We batch related analysis tasks so the assistant can compare code and data across a project in one pass. This reduces repeated setup and cuts overall time.
Maintaining a clear context lets the assistant track edits across functions and keep responses coherent. We record checkpoints so the program state is reproducible between runs.
Our plugin automates repetitive extraction of strings, imports, and other file artifacts. Automating those tasks saves hours when working on large binaries.
- Batching groups scans to generate cross‑referenced outputs.
- Context checkpoints keep the assistant aligned on program changes.
- Model experiments help us pick the best models for specific code patterns.
| Goal | How we do it | Benefit |
|---|---|---|
| Reduce manual steps | Batch tasks via bridge and plugin | Less setup, faster runs |
| Improve accuracy | Maintain context checkpoints | Consistent responses across runs |
| Scale analysis | Automate data extraction | Focus on hard problems, not routine tasks |
When we need inspiration on tooling and productivity flows, we consult a concise guide to the best AI productivity tools at best AI productivity tools. That resource helped us refine how the assistant and the plugin split tasks.
Final Thoughts on the Future of AI-Driven Reverse Engineering
The next wave of tools will make reverse engineering faster and more approachable for teams. We see AI acting as a force multiplier for daily analysis and long-term engineering goals. This work shows how models speed routine tasks and free us to focus on hard problems.

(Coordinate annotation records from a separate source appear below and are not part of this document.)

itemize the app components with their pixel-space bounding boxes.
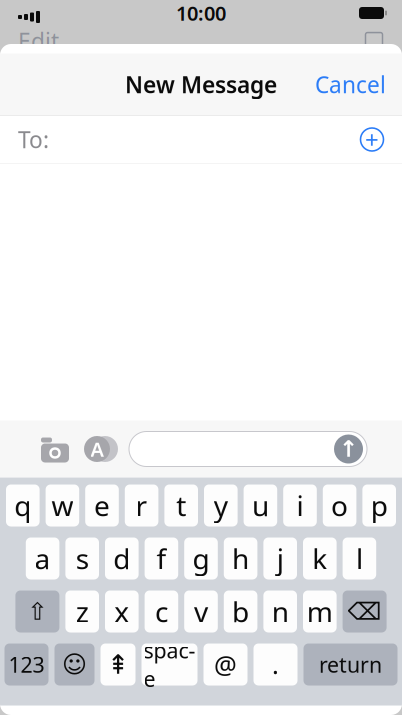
staticText: To: — [18, 124, 49, 154]
button[interactable]: h — [224, 538, 257, 580]
staticText: k — [312, 540, 327, 577]
button[interactable]: Emoji — [54, 644, 94, 686]
staticText: z — [76, 593, 89, 630]
button[interactable]: Delete — [343, 590, 387, 632]
staticText: e — [94, 487, 110, 524]
button[interactable]: Apps — [78, 426, 124, 472]
staticText: 10:00 — [176, 0, 226, 26]
button[interactable]: At sign — [204, 644, 248, 686]
button[interactable]: Return — [304, 644, 398, 686]
staticText: c — [155, 593, 168, 630]
staticText: x — [114, 593, 129, 630]
staticText: o — [331, 487, 348, 524]
staticText: Cancel — [315, 69, 386, 100]
staticText: space — [144, 636, 196, 693]
button[interactable]: Space — [142, 644, 198, 686]
button[interactable]: z — [65, 590, 99, 632]
staticText: f — [156, 540, 166, 577]
staticText: ⌫ — [348, 598, 382, 625]
staticText: q — [14, 487, 31, 524]
button[interactable]: Camera — [32, 426, 78, 472]
button[interactable]: u — [244, 484, 277, 526]
button[interactable]: w — [46, 484, 79, 526]
button[interactable]: g — [184, 538, 218, 580]
button[interactable]: t — [164, 484, 198, 526]
button[interactable]: j — [263, 538, 297, 580]
button[interactable]: Period — [254, 644, 298, 686]
button[interactable]: d — [105, 538, 139, 580]
staticText: . — [272, 648, 279, 681]
button[interactable]: Send — [332, 432, 365, 466]
staticText: b — [232, 593, 249, 630]
staticText: 123 — [8, 650, 44, 679]
button[interactable]: f — [145, 538, 178, 580]
button[interactable]: x — [105, 590, 139, 632]
staticText: w — [51, 487, 73, 524]
staticText: s — [76, 540, 89, 577]
staticText: i — [296, 487, 304, 524]
staticText: A — [90, 436, 104, 462]
staticText: a — [35, 540, 51, 577]
staticText: ⇧ — [27, 598, 47, 625]
button[interactable]: p — [362, 484, 396, 526]
button[interactable]: Numbers — [4, 644, 48, 686]
button[interactable]: v — [184, 590, 218, 632]
button[interactable]: q — [6, 484, 40, 526]
staticText: r — [136, 487, 148, 524]
button[interactable]: Cancel — [299, 57, 402, 112]
staticText: n — [272, 593, 289, 630]
staticText: @ — [214, 648, 237, 681]
button[interactable]: c — [145, 590, 178, 632]
staticText: m — [307, 593, 333, 630]
staticText: y — [214, 487, 228, 524]
staticText: v — [194, 593, 208, 630]
button[interactable]: r — [125, 484, 158, 526]
staticText: p — [371, 487, 388, 524]
button[interactable]: m — [303, 590, 337, 632]
button[interactable]: e — [85, 484, 119, 526]
button[interactable]: i — [283, 484, 317, 526]
staticText: h — [232, 540, 249, 577]
staticText: ⇞ — [107, 649, 129, 680]
button[interactable]: k — [303, 538, 337, 580]
staticText: t — [176, 487, 186, 524]
staticText: ☺ — [62, 651, 87, 678]
button[interactable]: Dictation — [100, 644, 136, 686]
staticText: g — [192, 540, 210, 577]
staticText: u — [252, 487, 269, 524]
button[interactable]: l — [343, 538, 376, 580]
button[interactable]: a — [26, 538, 59, 580]
staticText: d — [113, 540, 130, 577]
button[interactable]: b — [224, 590, 257, 632]
button[interactable]: Shift — [15, 590, 59, 632]
button[interactable]: s — [65, 538, 99, 580]
button[interactable]: n — [263, 590, 297, 632]
staticText: Edit — [18, 26, 59, 56]
staticText: l — [356, 540, 363, 577]
staticText: return — [319, 650, 382, 679]
staticText: + — [365, 124, 379, 156]
button[interactable]: y — [204, 484, 238, 526]
staticText: New Message — [125, 69, 277, 100]
button[interactable]: Add contact — [351, 118, 393, 160]
staticText: j — [277, 540, 284, 577]
button[interactable]: o — [323, 484, 356, 526]
staticText: ↑ — [339, 436, 358, 462]
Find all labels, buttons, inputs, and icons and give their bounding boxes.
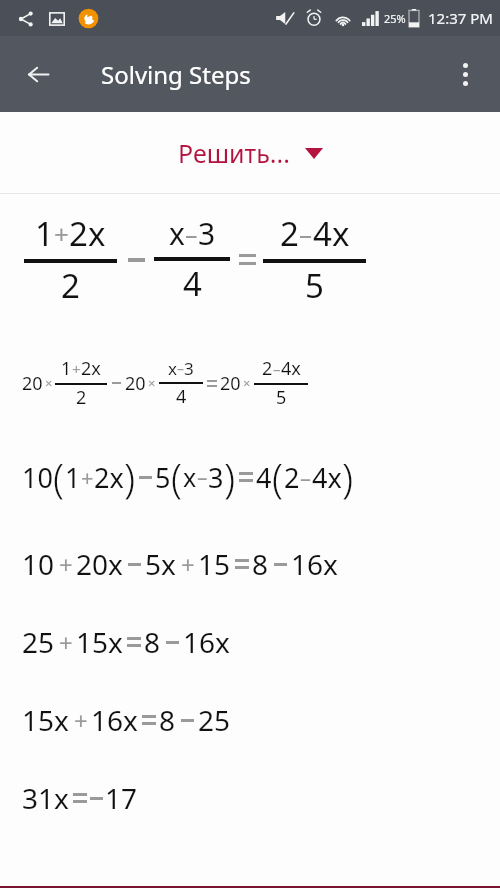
staticText: 20 (22, 371, 43, 396)
staticText: × (243, 374, 251, 392)
staticText: 15x (22, 701, 69, 739)
staticText: ( (171, 450, 183, 504)
staticText: + (81, 462, 94, 492)
staticText: 20x (76, 545, 123, 583)
staticText: Решить... (178, 136, 290, 170)
staticText: 8 (252, 545, 269, 583)
staticText: 16x (91, 701, 138, 739)
staticText: + (74, 704, 88, 737)
staticText: 2 (61, 263, 80, 308)
staticText: 2x (69, 211, 106, 256)
staticText: + (54, 216, 69, 251)
staticText: 2 (262, 356, 273, 381)
staticText: 2 (280, 211, 299, 256)
staticText: 8 (144, 623, 161, 661)
staticText: 25 (22, 623, 55, 661)
staticText: 1 (35, 211, 54, 256)
staticText: 15 (198, 545, 231, 583)
staticText: x (183, 460, 197, 494)
staticText: – (299, 216, 313, 251)
staticText: 20 (125, 371, 146, 396)
staticText: 2 (284, 459, 300, 496)
staticText: 5 (305, 263, 324, 308)
staticText: – (177, 359, 184, 378)
staticText: 4 (176, 384, 187, 409)
button[interactable]: Решить (0, 112, 500, 193)
staticText: Solving Steps (101, 58, 251, 91)
staticText: + (72, 359, 81, 379)
staticText: 4 (256, 459, 272, 496)
staticText: × (45, 374, 53, 392)
staticText: 2x (94, 459, 124, 496)
staticText: 16x (291, 545, 338, 583)
staticText: 4x (313, 211, 350, 256)
staticText: 20 (220, 371, 241, 396)
button[interactable]: More options (441, 50, 489, 98)
staticText: 5x (145, 545, 176, 583)
staticText: x (168, 357, 177, 380)
staticText: 16x (183, 623, 230, 661)
staticText: – (300, 462, 312, 492)
staticText: 31x (22, 779, 69, 817)
staticText: ) (224, 450, 236, 504)
staticText: – (197, 463, 208, 492)
staticText: 25% (384, 11, 406, 26)
staticText: x (169, 213, 185, 254)
staticText: 8 (159, 701, 176, 739)
staticText: + (59, 626, 73, 659)
staticText: ) (124, 450, 136, 504)
staticText: 10 (22, 545, 55, 583)
staticText: 17 (105, 779, 138, 817)
staticText: 2 (76, 385, 87, 410)
staticText: 1 (61, 356, 72, 381)
staticText: 4x (281, 356, 301, 381)
staticText: – (273, 359, 281, 379)
staticText: 5 (276, 385, 287, 410)
staticText: – (185, 217, 198, 251)
staticText: 3 (208, 459, 224, 496)
staticText: + (181, 548, 195, 581)
staticText: 4x (312, 459, 342, 496)
staticText: 1 (65, 459, 81, 496)
staticText: 3 (184, 357, 194, 380)
staticText: 15x (76, 623, 123, 661)
staticText: 12:37 PM (428, 8, 493, 28)
staticText: + (59, 548, 73, 581)
staticText: × (148, 374, 156, 392)
staticText: 5 (155, 459, 171, 496)
staticText: 25 (198, 701, 231, 739)
staticText: 10 (22, 459, 53, 496)
staticText: 4 (183, 261, 202, 306)
staticText: ( (53, 450, 65, 504)
button[interactable]: Back (14, 50, 62, 98)
staticText: ( (272, 450, 284, 504)
staticText: 2x (81, 356, 101, 381)
staticText: 3 (198, 213, 216, 254)
staticText: ) (342, 450, 354, 504)
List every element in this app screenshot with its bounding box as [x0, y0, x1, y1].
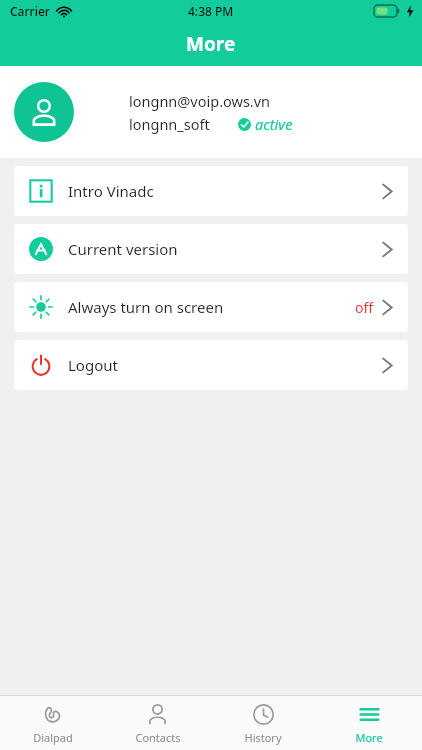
- staticText: More: [186, 31, 236, 57]
- staticText: Dialpad: [33, 730, 73, 745]
- button[interactable]: Always turn on screen: [14, 282, 408, 332]
- other: Dialpad: [41, 703, 64, 726]
- staticText: off: [355, 298, 374, 317]
- staticText: longnn_soft: [129, 114, 210, 134]
- staticText: active: [255, 114, 293, 134]
- button[interactable]: longnn@voip.ows.vn: [0, 66, 422, 158]
- button[interactable]: Logout: [14, 340, 408, 390]
- staticText: Intro Vinadc: [68, 181, 154, 201]
- staticText: Carrier: [10, 3, 50, 19]
- staticText: Always turn on screen: [68, 297, 224, 317]
- other: History: [252, 703, 275, 726]
- staticText: Contacts: [135, 730, 181, 745]
- staticText: 4:38 PM: [188, 3, 234, 19]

The current version of the plugin is powerful, yet there is room to improve installer scripts and the extension UX. We look forward to repository updates that simplify installing the extension and the associated data file. Better packaging will help more teams reproduce our results.
We encourage others to test these ideas, fork the project, and share findings. This post aims to start a community effort that strengthens tools, speeds workflows, and broadens access to modern reverse engineering techniques.